There was some element of logic in this, although the specifics eluded her. Something about the medicinal, sterilising properties of alcohol and the muscle relaxant type of effect that it would have on her body.

So she poured herself a Bourbon and drank it down fast. Then she had another. And another. She could feel the tension in her muscles melting away, could feel her senses dulling. After four bourbons in as many minutes, she began to feel that she had underestimated her ability to extract the fish bone manually.
Suddenly, her hand seemed smaller (or her mouth larger) and her gag reflex dulled.

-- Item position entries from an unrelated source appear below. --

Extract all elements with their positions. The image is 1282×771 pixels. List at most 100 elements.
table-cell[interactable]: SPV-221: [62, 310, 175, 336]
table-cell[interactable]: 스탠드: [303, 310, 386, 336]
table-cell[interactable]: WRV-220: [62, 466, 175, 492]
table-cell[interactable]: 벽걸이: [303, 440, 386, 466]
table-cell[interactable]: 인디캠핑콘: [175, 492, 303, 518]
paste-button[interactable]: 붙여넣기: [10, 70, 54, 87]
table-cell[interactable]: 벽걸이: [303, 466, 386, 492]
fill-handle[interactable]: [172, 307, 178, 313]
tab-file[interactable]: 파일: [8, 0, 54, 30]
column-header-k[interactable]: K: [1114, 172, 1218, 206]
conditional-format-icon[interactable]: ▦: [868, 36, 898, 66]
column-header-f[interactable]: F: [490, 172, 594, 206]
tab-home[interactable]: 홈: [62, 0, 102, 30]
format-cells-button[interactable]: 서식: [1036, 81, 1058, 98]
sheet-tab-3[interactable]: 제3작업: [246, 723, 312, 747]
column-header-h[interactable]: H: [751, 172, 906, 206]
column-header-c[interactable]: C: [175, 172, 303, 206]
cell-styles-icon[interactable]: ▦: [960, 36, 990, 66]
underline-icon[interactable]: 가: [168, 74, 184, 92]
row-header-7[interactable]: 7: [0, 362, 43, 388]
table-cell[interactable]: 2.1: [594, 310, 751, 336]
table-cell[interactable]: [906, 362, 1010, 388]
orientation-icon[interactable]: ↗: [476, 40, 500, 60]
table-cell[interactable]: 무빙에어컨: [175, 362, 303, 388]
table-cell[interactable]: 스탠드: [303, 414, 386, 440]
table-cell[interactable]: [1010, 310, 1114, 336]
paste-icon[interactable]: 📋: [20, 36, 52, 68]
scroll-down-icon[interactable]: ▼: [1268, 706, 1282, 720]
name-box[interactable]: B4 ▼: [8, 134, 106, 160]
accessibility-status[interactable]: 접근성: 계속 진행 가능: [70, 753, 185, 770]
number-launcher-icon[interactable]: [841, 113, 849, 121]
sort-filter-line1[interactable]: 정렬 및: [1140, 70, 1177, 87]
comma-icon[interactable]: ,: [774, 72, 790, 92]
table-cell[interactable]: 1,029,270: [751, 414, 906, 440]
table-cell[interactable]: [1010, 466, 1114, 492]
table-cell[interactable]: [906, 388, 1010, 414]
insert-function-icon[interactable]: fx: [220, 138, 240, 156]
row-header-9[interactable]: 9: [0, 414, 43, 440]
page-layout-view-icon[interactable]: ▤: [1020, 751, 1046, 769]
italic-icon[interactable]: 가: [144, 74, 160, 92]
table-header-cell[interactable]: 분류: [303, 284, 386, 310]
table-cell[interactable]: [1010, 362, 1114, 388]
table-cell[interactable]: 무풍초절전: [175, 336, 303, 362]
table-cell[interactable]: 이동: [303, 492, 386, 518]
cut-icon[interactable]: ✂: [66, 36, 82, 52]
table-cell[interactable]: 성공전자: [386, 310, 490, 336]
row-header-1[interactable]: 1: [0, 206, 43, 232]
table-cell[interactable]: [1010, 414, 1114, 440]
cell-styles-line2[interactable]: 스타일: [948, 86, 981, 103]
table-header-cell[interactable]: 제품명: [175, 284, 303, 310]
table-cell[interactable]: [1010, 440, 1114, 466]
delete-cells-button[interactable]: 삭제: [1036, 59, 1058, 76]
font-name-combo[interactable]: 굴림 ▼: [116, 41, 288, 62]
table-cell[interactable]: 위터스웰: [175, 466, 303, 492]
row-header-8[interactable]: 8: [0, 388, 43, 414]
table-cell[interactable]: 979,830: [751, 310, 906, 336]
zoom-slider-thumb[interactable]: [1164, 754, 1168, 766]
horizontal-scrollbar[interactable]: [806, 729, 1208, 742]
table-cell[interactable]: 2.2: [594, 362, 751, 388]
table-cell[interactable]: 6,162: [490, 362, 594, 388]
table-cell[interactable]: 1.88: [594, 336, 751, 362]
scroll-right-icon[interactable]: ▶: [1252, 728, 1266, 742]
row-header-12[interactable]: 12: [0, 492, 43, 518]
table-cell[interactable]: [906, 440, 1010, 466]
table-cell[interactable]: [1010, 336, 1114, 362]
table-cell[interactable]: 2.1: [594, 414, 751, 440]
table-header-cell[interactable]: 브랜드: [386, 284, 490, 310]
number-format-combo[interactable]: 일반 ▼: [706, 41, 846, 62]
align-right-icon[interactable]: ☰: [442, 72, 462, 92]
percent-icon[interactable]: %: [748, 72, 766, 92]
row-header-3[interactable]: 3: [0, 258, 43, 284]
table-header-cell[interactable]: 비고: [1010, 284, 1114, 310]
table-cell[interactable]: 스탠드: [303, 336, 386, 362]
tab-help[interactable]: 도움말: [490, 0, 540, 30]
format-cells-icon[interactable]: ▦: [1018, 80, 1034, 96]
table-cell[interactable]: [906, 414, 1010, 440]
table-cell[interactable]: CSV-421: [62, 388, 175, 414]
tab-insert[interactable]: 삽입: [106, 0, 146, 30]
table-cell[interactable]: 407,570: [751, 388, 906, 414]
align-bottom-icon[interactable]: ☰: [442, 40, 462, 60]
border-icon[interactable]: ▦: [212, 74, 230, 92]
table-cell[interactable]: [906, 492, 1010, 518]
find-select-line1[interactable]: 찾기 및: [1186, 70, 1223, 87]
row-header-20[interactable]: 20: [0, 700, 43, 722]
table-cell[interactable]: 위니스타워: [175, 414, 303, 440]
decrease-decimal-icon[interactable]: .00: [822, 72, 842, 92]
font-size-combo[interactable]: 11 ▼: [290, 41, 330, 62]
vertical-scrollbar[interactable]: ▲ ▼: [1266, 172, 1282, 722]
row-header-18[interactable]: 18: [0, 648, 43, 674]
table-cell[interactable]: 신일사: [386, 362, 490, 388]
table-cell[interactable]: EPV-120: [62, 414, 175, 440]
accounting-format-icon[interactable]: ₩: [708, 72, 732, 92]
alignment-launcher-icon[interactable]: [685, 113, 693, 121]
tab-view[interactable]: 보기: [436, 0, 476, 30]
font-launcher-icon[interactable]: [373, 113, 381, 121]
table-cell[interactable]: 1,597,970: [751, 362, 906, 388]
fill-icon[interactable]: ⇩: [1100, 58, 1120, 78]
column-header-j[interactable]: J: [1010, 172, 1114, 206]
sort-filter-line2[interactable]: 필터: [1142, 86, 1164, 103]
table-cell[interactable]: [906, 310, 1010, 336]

With the kind of swift (and thoughtless) decisiveness characteristic of a drunk, she contorted her hand and somehow, she reached into her mouth and down her throat to pluck out the sharp little bone.

Later, she would look back on this moment and be unable to explain how she had managed it. Sober attempts to replicate the fitting of her hand into her mouth proved impossible. It was as though some law of physics had been broken - or perhaps just stretched momentarily to allow her to do things that she couldn't normally. It wasn't the first time that Bourbon had this effect on her, and she was sure it wouldn't be the last.

She called her mother in relief, telling the tale of how bourbon had worked more effectively than bread, believing wholly that things had come full circle and she was now the one handing advice to her mother.

'Have another bourbon' her mother told her knowingly, with the tone of one passing on an important token of wisdom. 'The alcohol will do your throat good, you know.'

This brings us to the moral of this tale, which is threefold:

1. If you're a mother, give advice to your children that is not just cautionary, but which is also problem solving. There will always be those rare times when caution isn't enough.

2. When advice fails you, you can always fall back on alcohol and its ability to help you defy the laws of physics.

And finally (and most importantly):
3. No matter what you think, Mothers always know best.

*names have been changed to protect those suburbs involved.
**My story, so I'll look however I want!